Cut & Paste Me, i.e. Ghost File

As the Yeti nears the three week mark before his departure to more moutainous regions…(weird to say that being in the mountain-endowed state of Washington!)…I have been feeling a bit displaced.  I liken the experience to what it must feel like for a document to be "cut and pasted". 

If you’re a computer degenerate (not to be confused with a computer illiterate) you may not be familiar with this lingo cut and paste in any context other than kindergarten craft projects.  And if you’ve never actually cut and pasted a document (or other bit of information, i.e. pictures, text, etc.) using your Windows-based Microsoft-monopolized computer system, you really should try it some time.  I must warn you though; it will make you feel pretty powerful and could lead to much weeping and gnashing of teeth.

I typically find myself cutting documents from Windows Explorer when I want to move them to another folder on my computer.  When I do the cutting, (and there’s probably a million easier ways to do it so please don’t bore me with the superior alternate methods you geeks have invented!) I usually select the file, push the Ctrl then "X" key and watch as the icon for the document fades into, what I call, a translucent ghost file.  Like an alien abduction the file is still there and yet it isn’t (at least in theory).

Now you see me, now you don’t.

This mysterious ghost file has been exhumed from its current cemetery plot on my hard drive, but remains in a state of limbo until I send it to its final resting place.  This is the point in time that I always get nervous.  Right after the cut, but before the paste.  I’ve done it a thousand times, but I don’t know what would happen if my computer were to crash or freeze at this moment.  Would the file be recoverable at that point?  Or would it suffer the fate of total cyber displacement. It’s really a psychological fear more than anything in the rational technologically scientific realm.  I rarely think through it, but it kind of gnaws at the subconscious level.  I’ve cut and pasted files and EVEN entire folders (awe and wonder!) thousands of times and yet no matter how many times I perform this function, it feels hairy to me.  Sketchy.  But I’m digressing…

I guess this cut/paste ghost file sensation is what I’m going through on a higher level now. As I pack my families belongings, decide what items should be sold, what items should be dumped, what items should be stored, and try to determine what to bring to a culture I’ve never lived in nor visited, it’s hard to feel at home in one’s turtle shell.  I’m unemployed (in one sense), transient, translucent, molting, and vulnerable. 

And yet in this pre-paste phase of life, nothing is better.  There is mystery in the unveiling and I like that…a lot.  This is a movement that I’ve planned for, prepared for, and pray through.  I have not been alone in this and I don’t really feel the desperation of feeling completely alone.  But I think it is hard to feel that sheen of invisibility, to know the reality that your roots are dangling a few inches above the earth you’ve known, and to feel that opaque tension of hovering between known and unknown.  It’s hard to look at the Major League Baseball standings with the same sense of urgency.

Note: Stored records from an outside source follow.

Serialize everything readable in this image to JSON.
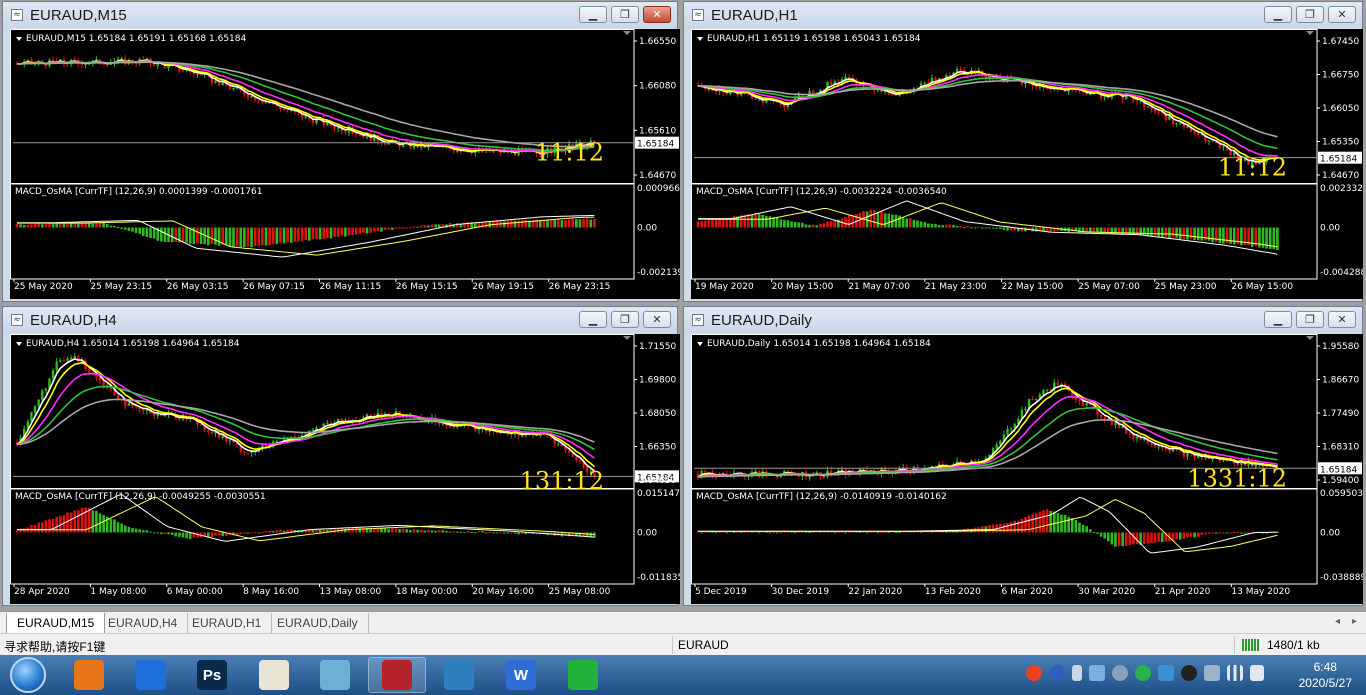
{
  "windows": [
    {
      "id": "m15",
      "title": "EURAUD,M15",
      "ohlc_header": "EURAUD,M15  1.65184 1.65191 1.65168 1.65184",
      "price_labels": [
        "1.66550",
        "1.66080",
        "1.65610",
        "1.64670"
      ],
      "current_price": "1.65184",
      "timer": "11:12",
      "macd_header": "MACD_OsMA [CurrTF] (12,26,9) 0.0001399 -0.0001761",
      "macd_labels": [
        "0.000966",
        "0.00",
        "-0.002139"
      ],
      "time_labels": [
        "25 May 2020",
        "25 May 23:15",
        "26 May 03:15",
        "26 May 07:15",
        "26 May 11:15",
        "26 May 15:15",
        "26 May 19:15",
        "26 May 23:15"
      ],
      "active": true
    },
    {
      "id": "h1",
      "title": "EURAUD,H1",
      "ohlc_header": "EURAUD,H1  1.65119 1.65198 1.65043 1.65184",
      "price_labels": [
        "1.67450",
        "1.66750",
        "1.66050",
        "1.65350",
        "1.64670"
      ],
      "current_price": "1.65184",
      "timer": "11:12",
      "macd_header": "MACD_OsMA [CurrTF] (12,26,9) -0.0032224 -0.0036540",
      "macd_labels": [
        "0.0023327",
        "0.00",
        "-0.004288"
      ],
      "time_labels": [
        "19 May 2020",
        "20 May 15:00",
        "21 May 07:00",
        "21 May 23:00",
        "22 May 15:00",
        "25 May 07:00",
        "25 May 23:00",
        "26 May 15:00"
      ],
      "active": false
    },
    {
      "id": "h4",
      "title": "EURAUD,H4",
      "ohlc_header": "EURAUD,H4  1.65014 1.65198 1.64964 1.65184",
      "price_labels": [
        "1.71550",
        "1.69800",
        "1.68050",
        "1.66350",
        "1.64650"
      ],
      "current_price": "1.65184",
      "timer": "131:12",
      "macd_header": "MACD_OsMA [CurrTF] (12,26,9) -0.0049255 -0.0030551",
      "macd_labels": [
        "0.0151478",
        "0.00",
        "-0.011835"
      ],
      "time_labels": [
        "28 Apr 2020",
        "1 May 08:00",
        "6 May 00:00",
        "8 May 16:00",
        "13 May 08:00",
        "18 May 00:00",
        "20 May 16:00",
        "25 May 08:00"
      ],
      "active": false
    },
    {
      "id": "daily",
      "title": "EURAUD,Daily",
      "ohlc_header": "EURAUD,Daily  1.65014 1.65198 1.64964 1.65184",
      "price_labels": [
        "1.95580",
        "1.86670",
        "1.77490",
        "1.68310",
        "1.59400"
      ],
      "current_price": "1.65184",
      "timer": "1331:12",
      "macd_header": "MACD_OsMA [CurrTF] (12,26,9) -0.0140919 -0.0140162",
      "macd_labels": [
        "0.0595038",
        "0.00",
        "-0.038889"
      ],
      "time_labels": [
        "5 Dec 2019",
        "30 Dec 2019",
        "22 Jan 2020",
        "13 Feb 2020",
        "6 Mar 2020",
        "30 Mar 2020",
        "21 Apr 2020",
        "13 May 2020"
      ],
      "active": false
    }
  ],
  "tabs": [
    "EURAUD,M15",
    "EURAUD,H4",
    "EURAUD,H1",
    "EURAUD,Daily"
  ],
  "status": {
    "help": "寻求帮助,请按F1键",
    "symbol": "EURAUD",
    "traffic": "1480/1 kb"
  },
  "clock": {
    "time": "6:48",
    "date": "2020/5/27"
  },
  "taskbar_apps": [
    {
      "name": "foxmail-icon",
      "label": "",
      "color": "#e8741c"
    },
    {
      "name": "mountain-app-icon",
      "label": "",
      "color": "#1e6fd9"
    },
    {
      "name": "photoshop-icon",
      "label": "Ps",
      "color": "#0a2a4a"
    },
    {
      "name": "paint-app-icon",
      "label": "",
      "color": "#e9e4d4"
    },
    {
      "name": "notebook-app-icon",
      "label": "",
      "color": "#6bb1d6"
    },
    {
      "name": "uk-flag-metatrader-icon",
      "label": "",
      "color": "#b4232c"
    },
    {
      "name": "image-viewer-icon",
      "label": "",
      "color": "#2e7fbf"
    },
    {
      "name": "wps-writer-icon",
      "label": "W",
      "color": "#2b6fd6"
    },
    {
      "name": "wechat-icon",
      "label": "",
      "color": "#22b33a"
    }
  ],
  "colors": {
    "bull": "#2dbb1f",
    "bear": "#e0120e",
    "ema_fast": "#ffffff",
    "ema_mid": "#ffff00",
    "ema_magenta": "#ff2cff",
    "ema_green": "#36c03a",
    "ema_gray": "#a6a6a6",
    "timer": "#ffe41a"
  }
}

Oh well, eventually God hits Ctrl + V and we’re all home again.  Just not sure if that’s going to ever really be the case for me and my family…maybe not totally in this life.  And that’s OK, too.  Some of my favorite verses in Hebrews help me feel OK about being a ghost file:

All these died in faith, without receiving the promises, but having seen them and having welcomed them from a distance, and having confessed that they were strangers and exiles on the earth.  For those who say such things make it clear that they are seeking a country of their own.  And indeed if they had been thinking of that country from which they went out, they would have had opportunity to return.  But as it is, they desire a better country, that is, a heavenly one.  Therefore God is not ashamed to be called their God; for He has prepared a city for them.